Widely seen as inferior to the high school’s, the quality of cafeteria food at Saxe Middle School has improved dramatically under the district’s new food services director, officials said last week.
The menu at Saxe has changed “significantly” under Michelle Santelli, and the cafeteria now has a salad bar with “nice fresh options,” according to Dr. Jo-Ann Keating, director of finance and operations at New Canaan Public Schools.
“We moved our cook from the high school over to Saxe last year,” Keating told members of the Board of Education during their Sept. 3 meeting, held in the Wagner Room at New Canaan High School. “And she is phenomenal, she does a great job and she has brought a lot of that authentic cooking. She does all her own sauces. Vegetables, she incorporates them with some pasta. We are not all pasta anymore. There are protein sources. I think there has been a lot done at the middle school.”

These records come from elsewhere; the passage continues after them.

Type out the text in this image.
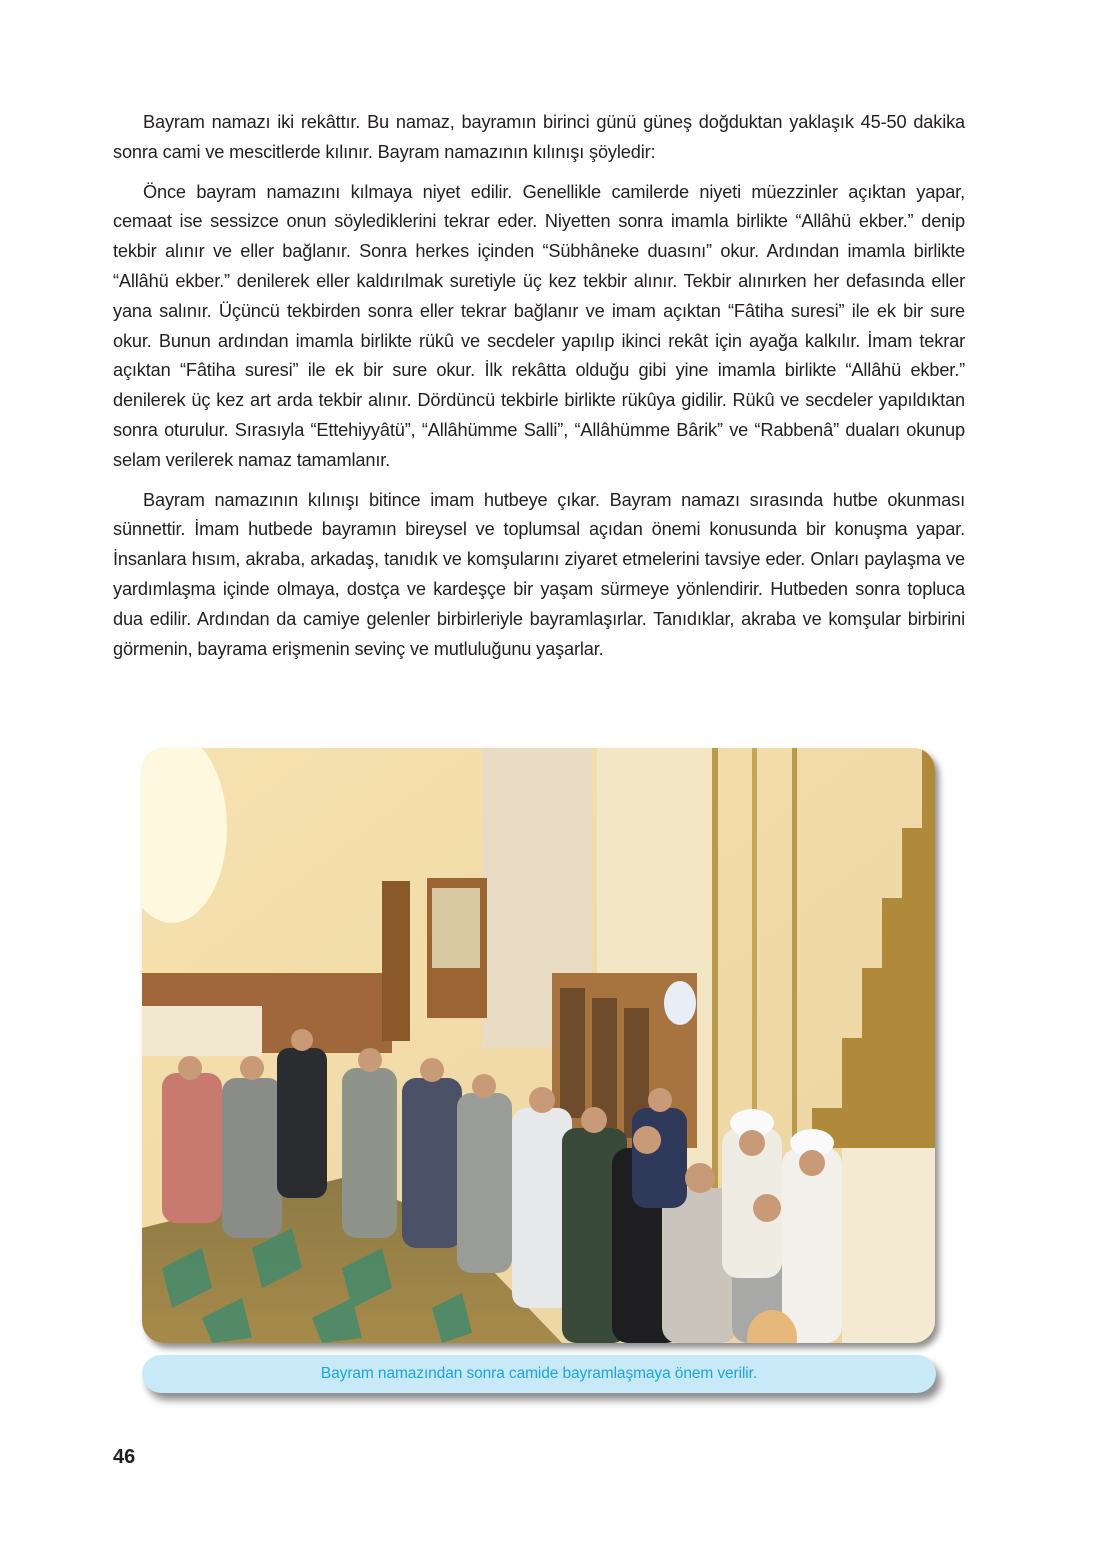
Bayram namazı iki rekâttır. Bu namaz, bayramın birinci günü güneş doğduktan yaklaşık 45-50 dakika sonra cami ve mescitlerde kılınır. Bayram namazının kılınışı şöyledir:

Önce bayram namazını kılmaya niyet edilir. Genellikle camilerde niyeti müezzinler açıktan yapar, cemaat ise sessizce onun söylediklerini tekrar eder. Niyetten sonra imamla birlikte “Allâhü ekber.” denip tekbir alınır ve eller bağlanır. Sonra herkes içinden “Sübhâneke duasını” okur. Ardından imamla birlikte “Allâhü ekber.” denilerek eller kaldırılmak suretiyle üç kez tekbir alınır. Tekbir alınırken her defasında eller yana salınır. Üçüncü tekbirden sonra eller tekrar bağlanır ve imam açıktan “Fâtiha suresi” ile ek bir sure okur. Bunun ardından imamla birlikte rükû ve secdeler yapılıp ikinci rekât için ayağa kalkılır. İmam tekrar açıktan “Fâtiha suresi” ile ek bir sure okur. İlk rekâtta olduğu gibi yine imamla birlikte “Allâhü ekber.” denilerek üç kez art arda tekbir alınır. Dördüncü tekbirle birlikte rükûya gidilir. Rükû ve secdeler yapıldıktan sonra oturulur. Sırasıyla “Ettehiyyâtü”, “Allâhümme Salli”, “Allâhümme Bârik” ve “Rabbenâ” duaları okunup selam verilerek namaz tamamlanır.

Bayram namazının kılınışı bitince imam hutbeye çıkar. Bayram namazı sırasında hutbe okunması sünnettir. İmam hutbede bayramın bireysel ve toplumsal açıdan önemi konusunda bir konuşma yapar. İnsanlara hısım, akraba, arkadaş, tanıdık ve komşularını ziyaret etmelerini tavsiye eder. Onları paylaşma ve yardımlaşma içinde olmaya, dostça ve kardeşçe bir yaşam sürmeye yönlendirir. Hutbeden sonra topluca dua edilir. Ardından da camiye gelenler birbirleriyle bayramlaşırlar. Tanıdıklar, akraba ve komşular birbirini görmenin, bayrama erişmenin sevinç ve mutluluğunu yaşarlar.

Bayram namazından sonra camide bayramlaşmaya önem verilir.
46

The comments came during Keating’s report on unaudited financials from the last academic year, and in response to Board member Sheri West’s observation that there’s “a pretty wide perception that the quality of food service is much better at the high school versus Saxe.”
“And I am just wondering have we ever looked at a financial analysis of the high school operation versus the Saxe operation in terms of the quality of the food, if there are any best practices that we have looked at in the high school that could carry over to the Saxe operation?” West said.
Keating said the discrepancy had been brought to her attention by several parents on her arrival in the school district.
“And I would say i have to agree with them—it was basically carbs, there wasn’t much nutrition there,” Keating said. “Having come from a district that had great programs at all schools, including the middle school, we started to introduce some concepts.”
Keating said the schools consulted with a dietician for $9,000 and that Santelli’s mantra calls for “exciting, colorful food that kids like.”
West urged the administration to track food consumption.
“Obviously for the first time, many of them have the freedom to choose their dietary choices, and some of them really don’t have the self-discipline to make the best choices, so I would just look at the food choices to make sure that is following the improvement in offerings,” West said.
Keating said the district is putting in production records that include tracking of what students are eating.
By way of introducing the financials of the lunch program at the schools, Keating said the district “had a remarkable year this year” with net profits of $356,585. (The figure doesn’t include a $500,000 insurance payout related to the lunch ladies’ scandal.)
Santelli was named director of food services for NCPS three years ago, succeeding Bruce Gluck in the role.